In a word: no. TED hose are not the same as graduated compression stockings. There are many people who do not realize there is a difference.

T.E.D. is an acronym for Thrombo Embolic Deterrent, so T.E.D. hose are "anti-embolic" stockings. They are often worn after surgery to help prevent Deep Vein Thrombosis -- also known as DVT. They work well for this purpose, but they are only 8-15mmHg of compression. As soon as someone is out of bed post surgery and is able to stand, there is more pressure on the veins and the TED hose become much less effective. 

TED hose do not help with the symptoms of venous disease, nor do they halt the progression of venous disease.   

A graduated compression stocking prescribed for chronic superficial venous insufficiency is generally 20-30 mmHg, which means there is approximately 30mmHg of pressure at the ankle, 25 mmHg in the mid-calf, 20 around the knee, 15mmHg in the lower thigh, 10 mmHg in the mid thigh, and 5 mmHg in the upper thigh. This graduation encourages good venous return. Another difference is that, in general, compression stockings are much more tolerable to wear on a daily basis. 

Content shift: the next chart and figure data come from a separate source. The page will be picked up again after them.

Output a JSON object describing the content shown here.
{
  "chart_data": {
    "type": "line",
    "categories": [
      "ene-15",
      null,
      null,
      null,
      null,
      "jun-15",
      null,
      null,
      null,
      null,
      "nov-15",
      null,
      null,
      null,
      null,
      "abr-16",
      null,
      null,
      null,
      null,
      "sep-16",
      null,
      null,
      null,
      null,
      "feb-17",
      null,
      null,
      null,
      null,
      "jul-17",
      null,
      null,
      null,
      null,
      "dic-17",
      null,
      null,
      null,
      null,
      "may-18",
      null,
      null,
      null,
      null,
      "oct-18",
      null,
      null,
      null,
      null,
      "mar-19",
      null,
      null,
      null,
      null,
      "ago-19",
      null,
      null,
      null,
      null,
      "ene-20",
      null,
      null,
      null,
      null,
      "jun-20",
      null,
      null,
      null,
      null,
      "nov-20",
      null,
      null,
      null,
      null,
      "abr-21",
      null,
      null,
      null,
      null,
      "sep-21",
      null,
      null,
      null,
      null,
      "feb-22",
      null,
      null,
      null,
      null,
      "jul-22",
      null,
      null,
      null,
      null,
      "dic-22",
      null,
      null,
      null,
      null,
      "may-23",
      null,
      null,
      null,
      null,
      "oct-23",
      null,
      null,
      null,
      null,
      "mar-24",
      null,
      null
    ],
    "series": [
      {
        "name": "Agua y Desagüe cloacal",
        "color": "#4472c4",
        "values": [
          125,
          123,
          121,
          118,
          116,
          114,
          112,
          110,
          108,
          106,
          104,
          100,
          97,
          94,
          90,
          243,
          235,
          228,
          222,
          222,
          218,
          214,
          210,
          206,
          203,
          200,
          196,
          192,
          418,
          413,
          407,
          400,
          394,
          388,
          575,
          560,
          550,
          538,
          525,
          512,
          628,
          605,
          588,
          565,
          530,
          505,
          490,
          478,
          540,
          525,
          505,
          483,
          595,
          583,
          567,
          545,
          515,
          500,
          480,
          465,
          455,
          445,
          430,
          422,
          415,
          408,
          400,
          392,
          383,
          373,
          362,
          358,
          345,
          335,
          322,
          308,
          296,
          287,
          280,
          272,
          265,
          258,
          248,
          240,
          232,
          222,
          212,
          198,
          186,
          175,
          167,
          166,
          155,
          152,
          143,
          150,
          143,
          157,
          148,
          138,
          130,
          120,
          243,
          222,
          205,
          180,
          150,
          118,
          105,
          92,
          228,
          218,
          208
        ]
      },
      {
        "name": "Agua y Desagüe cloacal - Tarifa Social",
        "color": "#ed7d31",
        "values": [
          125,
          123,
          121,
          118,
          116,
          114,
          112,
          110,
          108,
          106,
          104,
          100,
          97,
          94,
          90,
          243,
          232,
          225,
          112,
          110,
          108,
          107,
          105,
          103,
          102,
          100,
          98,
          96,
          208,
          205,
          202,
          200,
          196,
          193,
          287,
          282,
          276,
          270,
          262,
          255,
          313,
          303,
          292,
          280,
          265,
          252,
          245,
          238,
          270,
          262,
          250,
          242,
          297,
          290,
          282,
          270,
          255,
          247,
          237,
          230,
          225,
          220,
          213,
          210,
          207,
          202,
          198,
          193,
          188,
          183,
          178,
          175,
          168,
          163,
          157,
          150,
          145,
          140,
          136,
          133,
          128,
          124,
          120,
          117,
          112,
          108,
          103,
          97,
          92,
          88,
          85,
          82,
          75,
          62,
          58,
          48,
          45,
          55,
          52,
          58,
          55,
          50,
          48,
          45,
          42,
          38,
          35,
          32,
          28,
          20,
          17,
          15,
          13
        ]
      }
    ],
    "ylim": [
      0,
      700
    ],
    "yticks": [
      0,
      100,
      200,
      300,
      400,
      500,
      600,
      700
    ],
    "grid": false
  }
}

Though compression stockings are much easier to put on than TED hose, they can still be difficult to put on. So if you are prescribed to wear either compression stockings or TED hose, ask your provider for tips -- or even coaching -- for how to put them on and take them off. (That's called "donning" and "doffing" in the compression business.) There are lots of online resources to guide you.